Dutton was quoted by national broadcaster ABC as saying that the number of refusals was "startling." He said the screening process had been based on intelligence provided by several countries, including the USA, Britain and Canada.
The minister said the attack near Britain's Parliament on Wednesday, in which an assailant with suspected links to Islamist terrorism killed three people and wounded dozens more using a car and a knife before being shot dead, justified the Australian government's decision to be very selective about who it let into the country.
"The tragic events in London and elsewhere demonstrate the government's approach was prudent, and there are people that we'd excluded on national security grounds and people that we do have concerns about that we have not brought to our country and we never will."
He said Australia would have faced "significant consequences" if the government had brought the refugees to the country rapidly as proposed by the opposition Labor Party.
Australia had announced in September 2015 that it would take in 12,000 refugees from the wars in Syria and Iraq. Some of the rejected refugees were from among those 12,000. Canberra said on Wednesday that more than 10,000 had already been brought to Australia.

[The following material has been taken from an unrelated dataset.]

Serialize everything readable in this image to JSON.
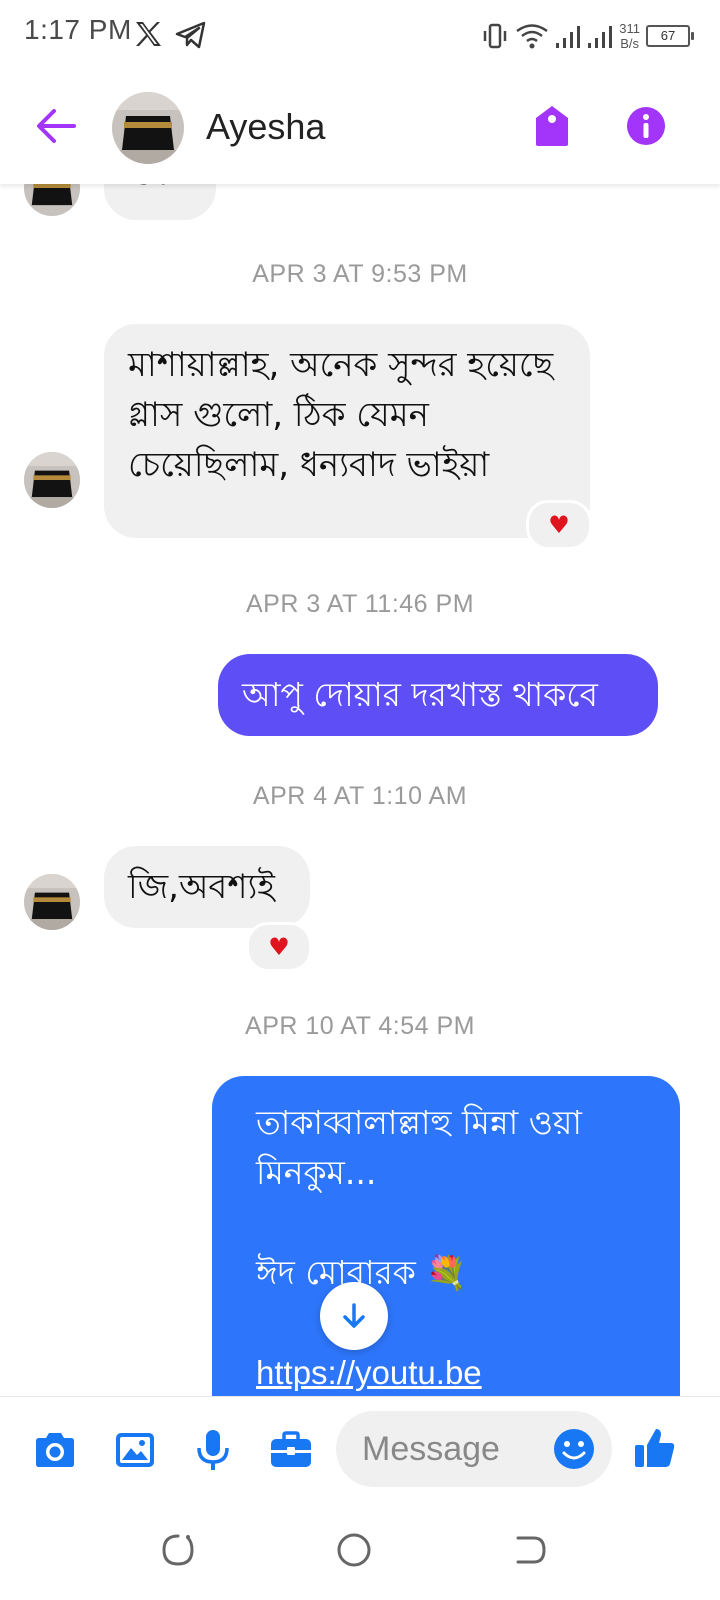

According to The Associated Press, Dutton's office did not immediately respond on Thursday to a newspaper report saying that up to 900 of the refugees who were accepted were members of Syria's Christian minority.
Australia has come under criticism for its tough policy on migrants trying to reach the country by boat, which sees would-be asylum seekers quartered in camps on the Pacific islands of Nauru and Papua New Guinea's Manus while their asylum applications are processed. Boatpeople are banned from receiving asylum in Australia, and are forced to seek resettlement on the islands or elsewhere if they are recognized as refugees with a right to asylum. The policy has come under fire from rights groups, who allege that there is widespread abuse and self-harm in the camps
Canberra says the tough policy is aimed at preventing migrant deaths at sea.
Australia has raised its refugee intake from 13,750 to 18,750 in recent years, in addition to the 12,000 refugees it agreed to take in September 2015.